Quem nunca ouviu falar de Chernobyl, o desastre nuclear que resultou na formação e difusão de uma nuvem radioactiva que contaminou pessoas, animais e o meio ambiente de uma vasta extensão de terras? O desastre ocorrido em 1986, na fronteira da Ucrânia com a Bielorússia, que os Russos tentaram ocultar, o mais possível, dos Europeus?
Vozes de Chernobyl: história de um desastre nuclear foi uma leitura lenta. É um livro intenso, com passagens muito difíceis.
«A morte é a coisa mais justa do mundo.»
E isto porque nesta recolha de testemunhos por parte da escritora e jornalista, feita ao longo de três anos, ouvimos vozes de bombeiros, soldados, caçadores, pilotos de helicópteros, profissionais de saúde, burocratas, viúvas e mães de crianças com defeitos à nascença.

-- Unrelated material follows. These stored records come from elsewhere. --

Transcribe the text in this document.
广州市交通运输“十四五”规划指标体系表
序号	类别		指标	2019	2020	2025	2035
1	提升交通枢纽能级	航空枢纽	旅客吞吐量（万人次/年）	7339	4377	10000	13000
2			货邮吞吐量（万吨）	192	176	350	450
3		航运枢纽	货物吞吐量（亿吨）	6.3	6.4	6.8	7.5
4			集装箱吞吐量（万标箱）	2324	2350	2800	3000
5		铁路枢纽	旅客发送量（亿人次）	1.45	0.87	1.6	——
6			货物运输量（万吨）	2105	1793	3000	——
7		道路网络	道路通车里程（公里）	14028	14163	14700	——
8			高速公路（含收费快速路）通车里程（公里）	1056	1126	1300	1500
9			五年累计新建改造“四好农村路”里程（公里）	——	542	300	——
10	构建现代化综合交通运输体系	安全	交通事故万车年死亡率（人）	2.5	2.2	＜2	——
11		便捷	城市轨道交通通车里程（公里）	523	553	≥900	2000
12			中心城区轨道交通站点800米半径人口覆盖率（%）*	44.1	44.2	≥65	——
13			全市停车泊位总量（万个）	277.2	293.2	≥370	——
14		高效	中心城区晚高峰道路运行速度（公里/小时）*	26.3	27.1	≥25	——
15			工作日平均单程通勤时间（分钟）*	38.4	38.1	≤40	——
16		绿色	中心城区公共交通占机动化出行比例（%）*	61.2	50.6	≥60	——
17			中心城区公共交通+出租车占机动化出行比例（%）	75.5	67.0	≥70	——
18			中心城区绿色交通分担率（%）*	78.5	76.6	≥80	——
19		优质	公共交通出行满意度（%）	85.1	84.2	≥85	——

Narram episódios de heroísmo, perda, tristeza e incompetência. Pelo meio, a autora relata as pausas no discurso: [ri], [começa a chorar], [pára de falar].
Limpezas, rondas, evacuações e outros serviços feitos sem equipamentos de protecção, por humanos muitas vezes a fazer o trabalho de máquinas que avariaram devido à radiação intensa.
«Disseram a todos nós a mesma coisa: é-nos impossível dar-vos os corpos dos vossos maridos, dos vossos filhos, estão em estado muito radioativo e vão ser enterrados num cemitério de Moscovo, de forma especial. Em urnas de zinco seladas, debaixo de lajes de cimento. E vocês têm de assinar este documento. É preciso o vosso consentimento. (...) os mortos, como bem viam, eram agora heróis e já não pertenciam às suas famílias. Já eram figuras do Estado... Pertenciam ao Estado.»
São os detalhes pessoais que nos tocam fundo: os contratados para abaterem animais de estimação abandonados no seguimento de evacuações forçadas; daqueles que recusaram abandonar as suas casas em terreno contaminado; dos homens que limparam a zona do reactor sem serem informados dos riscos. Todos eles faziam parte do tecido social da época, soviéticos até ao tutano e selectivamente (in)formados pelo partido.
O que estas pessoas passaram é indescritível e a autora consegue dar-lhes voz, e fá-lo de uma forma bela e simples, sem lhes beliscar a dignidade nem suavizar o que é dito.
Svetlana Alexievich foi galardoada com o Nobel da Literatura em 2015 «pela sua escrita polifónica, monumento ao sofrimento e à coragem na nossa época».